As for his clubhouse's impact, look no further than shortstop Baez, who was 22 years old and in just his second season when Lester signed with Chicago.

"I've learned a lot from Jonny," Baez said to Chicago-Sun Times reporter Russell Dorsey following Lester's last appearance. "I talk to him a lot. I learned a lot from him — the way he sees the game. The way he prepares. The way he's got a routine and all that stuff.

"We share conversations — not just me and him [but also] some of our teammates, and it's impressive to see a guy come this far and still pitching. The game has changed a lot, and he's still doing his thing and is still throwing the ball really well. . . . A tip of the cap to Jonny."

Outfielder Jason Heyward was equally complimentary of his pitcher and Cubs teammate of five years after Lester's last home outing.

"We all play this game because we love it — we all play this game to compete to win, and he embodies that," outfielder Jason Heyward said to the Chicago Sun-Times. "Anything else can be going on in the world, but when you step in between those lines, you go out there, give it your all and get a 'W' for your team. That, to me, is Jon Lester."

In a 2020 season that is unlike any other in the history of the MLB, if Lester's five innings in the Crosstown Series were indeed his last in a Cubs uniform at Wrigley Field, it is a shame that Jon did not get a proper goodbye – a tip of the cap, a curtain call or a final salute to the fans that cheered just as hard when he exited a complete game with a win as they did when he labored his way to a quality start despite not having his best stuff.

Unfortunate as it may be, and as uncertain as Lester's future is with the club, he hopes to return in 2021.

If Cubs manager and Lester's former batterymate of David Ross has anything to say about where his former teammate will suit up for season 16, it'll be right here in Chicago.

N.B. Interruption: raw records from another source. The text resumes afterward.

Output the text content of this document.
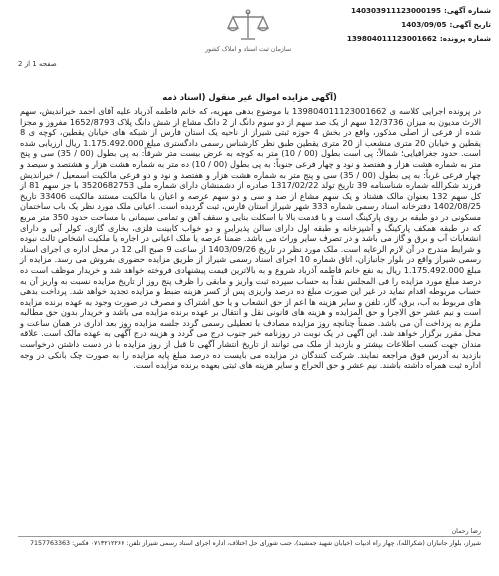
شماره آگهی:
140303911123000195
تاریخ آگهی:
1403/09/05
شماره پرونده:
139804011123001662
سازمان ثبت اسناد و املاک کشور
صفحه 1 از 2
(آگهی مزایده اموال غیر منقول (اسناد ذمه
در پرونده اجرایی کلاسه ی 139804011123001662 با موضوع بدهی مهریه، که خانم فاطمه آذرباد علیه آقای احمد خیراندیش، سهم الارث مدیون به میزان 12/3736 سهم از یک صد سهم از دو سوم دانگ از 2 دانگ مشاع از شش دانگ پلاک 1652/8793 مفروز و مجزا شده از فرعی از اصلی مذکور، واقع در بخش 4 حوزه ثبتی شیراز از ناحیه یک استان فارس از شبکه های خیابان یقطین، کوچه ی 8 یقطین و خیابان 20 متری منشعب از 20 متری یقطین طبق نظر کارشناس رسمی دادگستری مبلغ 1.175.492.000 ریال ارزیابی شده است. حدود جغرافیایی؛ شمالاً: پی است بطول (00 / 10) متر به کوچه به عرض بیست متر شرقاً: به پی بطول (00 / 35) سی و پنج متر به شماره هشت هزار و هفتصد و نود و چهار فرعی جنوباً: به پی بطول (00 / 10) ده متر به شماره هشت هزار و هشتصد و سیصد و چهار فرعی غرباً: به پی بطول (00 / 35) سی و پنج متر به شماره هشت هزار و هفتصد و نود و دو فرعی مالکیت اسمعیل / خیراندیش فرزند شکرالله شماره شناسنامه 39 تاریخ تولد 1317/02/22 صادره از دشمنشان دارای شماره ملی 3520682753 با جز سهم 81 از کل سهم 132 بعنوان مالک هشتاد و یک سهم مشاع از صد و سی و دو سهم عرصه و اعیان با مالکیت مستند مالکیت 33406 تاریخ 1402/08/25 دفترخانه اسناد رسمی شماره 333 شهر شیراز استان فارس، ثبت گردیده است. اعیانی ملک مورد نظر یک باب ساختمان مسکونی در دو طبقه بر روی پارکینگ است و با قدمت بالا با اسکلت بنایی و سقف آهن و تمامی سیمانی با مساحت حدود 350 متر مربع که در طبقه همکف پارکینگ و آشپزخانه و طبقه اول دارای سالن پذیرایی و دو خواب کابینت فلزی، بخاری گازی، کولر آبی و دارای انشعابات آب و برق و گاز می باشد و در تصرف سایر وراث می باشد. ضمناً عرصه یا ملک اعیانی در اجاره یا ملکیت اشخاص ثالث نبوده و شرایط مندرج در آن لازم الرعایه است. ملک مورد نظر در تاریخ 1403/09/26 از ساعت 9 صبح الی 12 در محل اداره ی اجرای اسناد رسمی شیراز واقع در بلوار جانبازان، اتاق شماره 10 اجرای اسناد رسمی شیراز از طریق مزایده حضوری بفروش می رسد. مزایده از مبلغ 1.175.492.000 ریال به نفع خانم فاطمه آذرباد شروع و به بالاترین قیمت پیشنهادی فروخته خواهد شد و خریدار موظف است ده درصد مبلغ مورد مزایده را فی المجلس نقداً به حساب سپرده ثبت واریز و مابقی را ظرف پنج روز از تاریخ مزایده نسبت به واریز آن به حساب مربوطه اقدام نماید در غیر این صورت مبلغ ده درصد واریزی پس از کسر هزینه ضبط و مزایده تجدید خواهد شد. پرداخت بدهی های مربوط به آب، برق، گاز، تلفن و سایر هزینه ها اعم از حق انشعاب و یا حق اشتراک و مصرف در صورت وجود به عهده برنده مزایده است و نیم عشر حق الاجرا و حق المزایده و هزینه های قانونی نقل و انتقال بر عهده برنده مزایده می باشد و خریدار بدون حق مطالبه ملزم به پرداخت آن می باشد. ضمناً چنانچه روز مزایده مصادف با تعطیلی رسمی گردد جلسه مزایده روز بعد اداری در همان ساعت و محل مقرر برگزار خواهد شد. این آگهی در یک نوبت در روزنامه خبر جنوب درج می گردد و هزینه درج آگهی به عهده مالک است. علاقه مندان جهت کسب اطلاعات بیشتر و بازدید از ملک می توانند از تاریخ انتشار آگهی تا قبل از روز مزایده با در دست داشتن درخواست بازدید به آدرس فوق مراجعه نمایند. شرکت کنندگان در مزایده می بایست ده درصد مبلغ پایه مزایده را به صورت چک بانکی در وجه اداره ثبت همراه داشته باشند. نیم عشر و حق الحراج و سایر هزینه های ثبتی بعهده برنده مزایده است.
رضا رحمان
شیراز، بلوار جانبازان (شکرالله)، چهار راه ادبیات (خیابان شهید جمشید)، جنب شورای حل اختلاف، اداره اجرای اسناد رسمی شیراز تلفن: ۰۷۱۳۲۱۲۲۶۶ فکس: 7157763363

"I look through things with a different lens," Ross said, told Mark Gonzales of the Chicago Tribune Friday, two days after pulling Lester after five innings during a 3-2 win against the Cleveland Indians in his last home start of the regular season. "I don't see it as his last start here, for me. I see him coming back — that's my hope. I think he's got a lot more to prove. He's got a lot more to do in this game. I know 200 wins is a goal."

Whatever happens, Jon Lester is forever a Chicago Cub.